What to Expect During a Massage

Getting a professional massage should be a relaxing experience, but if you’ve never had one before and don’t know what to expect, it may cause you stress instead. There’s no need to be nervous. A professional massage therapist will do everything he can to make sure your massage experience is relaxing, enjoyable and all about making you feel good.

When you arrive for your massage, your therapist should greet you and show you the massage room. If you let him know it’s your first massage, he’ll probably take a few minutes to tell you what to expect.

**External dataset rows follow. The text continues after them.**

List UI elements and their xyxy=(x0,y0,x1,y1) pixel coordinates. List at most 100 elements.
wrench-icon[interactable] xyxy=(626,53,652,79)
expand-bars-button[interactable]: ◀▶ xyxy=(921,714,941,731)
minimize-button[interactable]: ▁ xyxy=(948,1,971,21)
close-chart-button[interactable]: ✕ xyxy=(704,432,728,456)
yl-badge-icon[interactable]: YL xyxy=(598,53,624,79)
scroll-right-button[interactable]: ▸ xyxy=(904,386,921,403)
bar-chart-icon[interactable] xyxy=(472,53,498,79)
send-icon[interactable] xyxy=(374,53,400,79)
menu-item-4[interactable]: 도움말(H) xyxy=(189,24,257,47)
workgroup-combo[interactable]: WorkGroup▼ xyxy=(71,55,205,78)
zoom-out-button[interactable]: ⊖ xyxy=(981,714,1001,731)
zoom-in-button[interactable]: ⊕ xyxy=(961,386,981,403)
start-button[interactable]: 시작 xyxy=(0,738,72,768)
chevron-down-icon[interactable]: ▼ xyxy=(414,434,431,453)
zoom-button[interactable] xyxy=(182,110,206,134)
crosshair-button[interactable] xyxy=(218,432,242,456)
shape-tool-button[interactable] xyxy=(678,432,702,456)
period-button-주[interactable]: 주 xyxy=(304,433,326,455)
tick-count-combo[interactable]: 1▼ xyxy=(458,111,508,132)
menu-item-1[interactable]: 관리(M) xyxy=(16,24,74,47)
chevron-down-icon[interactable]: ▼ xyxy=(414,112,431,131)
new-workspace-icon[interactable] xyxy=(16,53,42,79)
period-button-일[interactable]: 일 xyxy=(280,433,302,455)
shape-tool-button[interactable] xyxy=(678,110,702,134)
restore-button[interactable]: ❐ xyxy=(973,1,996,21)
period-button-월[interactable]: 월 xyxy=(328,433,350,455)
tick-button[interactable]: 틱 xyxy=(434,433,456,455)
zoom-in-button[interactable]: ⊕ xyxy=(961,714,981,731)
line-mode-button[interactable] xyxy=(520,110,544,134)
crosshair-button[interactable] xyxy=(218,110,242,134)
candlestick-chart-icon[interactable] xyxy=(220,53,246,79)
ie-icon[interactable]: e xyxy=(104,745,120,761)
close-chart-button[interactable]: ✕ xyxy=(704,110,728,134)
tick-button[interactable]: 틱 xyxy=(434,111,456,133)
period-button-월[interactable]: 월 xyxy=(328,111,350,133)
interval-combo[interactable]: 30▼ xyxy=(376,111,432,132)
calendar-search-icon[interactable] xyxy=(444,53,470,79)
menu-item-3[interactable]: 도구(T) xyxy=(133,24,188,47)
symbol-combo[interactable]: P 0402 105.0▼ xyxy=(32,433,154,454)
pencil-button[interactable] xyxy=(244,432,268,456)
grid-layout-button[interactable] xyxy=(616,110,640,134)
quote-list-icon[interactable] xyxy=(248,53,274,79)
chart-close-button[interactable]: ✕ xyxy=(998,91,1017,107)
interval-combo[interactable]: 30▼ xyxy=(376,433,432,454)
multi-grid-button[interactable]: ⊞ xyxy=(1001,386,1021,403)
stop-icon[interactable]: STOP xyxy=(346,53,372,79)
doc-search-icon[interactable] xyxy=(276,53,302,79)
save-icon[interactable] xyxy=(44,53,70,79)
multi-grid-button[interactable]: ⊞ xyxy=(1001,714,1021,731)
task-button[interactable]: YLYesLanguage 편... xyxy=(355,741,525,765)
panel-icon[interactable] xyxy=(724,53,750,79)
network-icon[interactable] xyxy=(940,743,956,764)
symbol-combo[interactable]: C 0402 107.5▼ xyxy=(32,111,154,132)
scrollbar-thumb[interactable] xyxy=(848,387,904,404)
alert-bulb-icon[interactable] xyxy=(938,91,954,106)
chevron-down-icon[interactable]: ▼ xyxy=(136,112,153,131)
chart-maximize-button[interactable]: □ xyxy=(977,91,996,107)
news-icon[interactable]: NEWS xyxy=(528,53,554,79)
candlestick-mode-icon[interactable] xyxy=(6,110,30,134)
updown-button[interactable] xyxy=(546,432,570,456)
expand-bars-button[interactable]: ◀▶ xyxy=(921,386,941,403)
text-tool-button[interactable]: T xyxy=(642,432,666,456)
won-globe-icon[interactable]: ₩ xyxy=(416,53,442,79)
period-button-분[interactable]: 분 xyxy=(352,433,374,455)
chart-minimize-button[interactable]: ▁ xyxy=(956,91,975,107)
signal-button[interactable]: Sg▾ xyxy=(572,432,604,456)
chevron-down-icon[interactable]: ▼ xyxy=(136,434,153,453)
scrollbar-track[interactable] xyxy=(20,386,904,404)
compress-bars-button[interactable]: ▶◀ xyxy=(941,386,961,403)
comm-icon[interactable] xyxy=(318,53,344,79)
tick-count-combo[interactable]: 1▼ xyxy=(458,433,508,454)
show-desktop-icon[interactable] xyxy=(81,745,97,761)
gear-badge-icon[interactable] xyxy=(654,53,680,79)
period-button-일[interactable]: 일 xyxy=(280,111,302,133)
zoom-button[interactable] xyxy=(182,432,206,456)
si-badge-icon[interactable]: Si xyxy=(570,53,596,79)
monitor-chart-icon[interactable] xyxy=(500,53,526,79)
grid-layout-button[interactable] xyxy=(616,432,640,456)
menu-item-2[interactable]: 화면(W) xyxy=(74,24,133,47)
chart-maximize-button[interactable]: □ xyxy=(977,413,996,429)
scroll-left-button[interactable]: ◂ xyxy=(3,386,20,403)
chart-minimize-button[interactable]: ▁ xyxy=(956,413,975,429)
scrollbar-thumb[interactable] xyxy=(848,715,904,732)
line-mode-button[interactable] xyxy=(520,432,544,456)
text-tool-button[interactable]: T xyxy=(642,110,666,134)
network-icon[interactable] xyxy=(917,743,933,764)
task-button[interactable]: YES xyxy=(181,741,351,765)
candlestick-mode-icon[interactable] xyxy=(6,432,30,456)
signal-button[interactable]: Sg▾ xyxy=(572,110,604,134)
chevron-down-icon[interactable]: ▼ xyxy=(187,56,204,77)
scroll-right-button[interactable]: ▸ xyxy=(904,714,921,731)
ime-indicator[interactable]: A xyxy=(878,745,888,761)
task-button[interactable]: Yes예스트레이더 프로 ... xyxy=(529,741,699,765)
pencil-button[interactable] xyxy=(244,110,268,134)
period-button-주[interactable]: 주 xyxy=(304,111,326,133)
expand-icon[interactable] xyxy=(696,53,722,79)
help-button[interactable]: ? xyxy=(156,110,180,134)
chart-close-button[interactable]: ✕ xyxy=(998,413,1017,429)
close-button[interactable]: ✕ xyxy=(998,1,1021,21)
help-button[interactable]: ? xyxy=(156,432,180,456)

Some massage therapists use this time to ask which areas of your body need work. Other therapists wait until they start the massage to ask. In either case, you should be ready to tell your therapist of any spots where you’re having pain or tension. You should also be ready to let him know about any areas of tenderness or spots you’d like him to avoid. If you don’t know exactly what you want but just want an all-over relaxing experience, feel free to tell him that, too.

Your therapist will leave you alone in the massage room to get ready. In most cases, you may disrobe to the point that you’re comfortable with. Keep in mind, though, that you’ll get a better massage experience if your therapist can work directly on skin rather than through clothing. He’s a professional, and he will perform your massage in a professional manner. Many people disrobe down to their underwear for a thorough massage. However, if that will make you uncomfortable, leave more clothing on. A massage is about your comfort, not about adhering to someone else’s standards.

Once you’ve disrobed, situate yourself comfortably on the massage table. It should be made up with a sheet set and perhaps an extra blanket. Lie on your stomach (unless you’ve requested a face-up massage) between the sheets. The table should have a face rest which looks like a padded doughnut. It will cradle your face without squishing your nose.

Your massage therapist will knock before he comes back into the room to be sure you’re situated and discreetly covered. He will probably work in dim lighting, and there may be relaxing music playing. Again, if either of these things bothers you, feel free to ask for brighter lights or no music. The goal is your comfort.

During the massage, you may want to talk to your therapist while he works, or you may want to be silent. Either is fine, and your therapist assuredly has clients who do both. Be sure to communicate with your therapist if you’d like him to use more or less pressure, or if he’s not quite working the spots you want him to work. If you came in for a relaxing massage, you don’t want to lie there and let him work your muscles so hard it hurts. On the other hand, if you came in for healing work on problem areas, don’t let him simply skim over them.

Once the massage is over, the therapist will leave again to allow you to get dressed. There’s no reason to jump right off the table and hop into your clothes. Feel free to take a minute to move slowly, allowing your body to enjoy the deep relaxation. You may feel dizzy when you get up off the massage table. That’s normal. Just move slowly until you feel balanced again. It’s important, too, to drink plenty of water after you get a massage. Some impurities may have left your muscles, and water will help flush them from your system.

It’s customary to tip a massage therapist, generally about 15 percent of the cost of the massage. You can either add this in when you pay your bill, or you may give the therapist cash directly.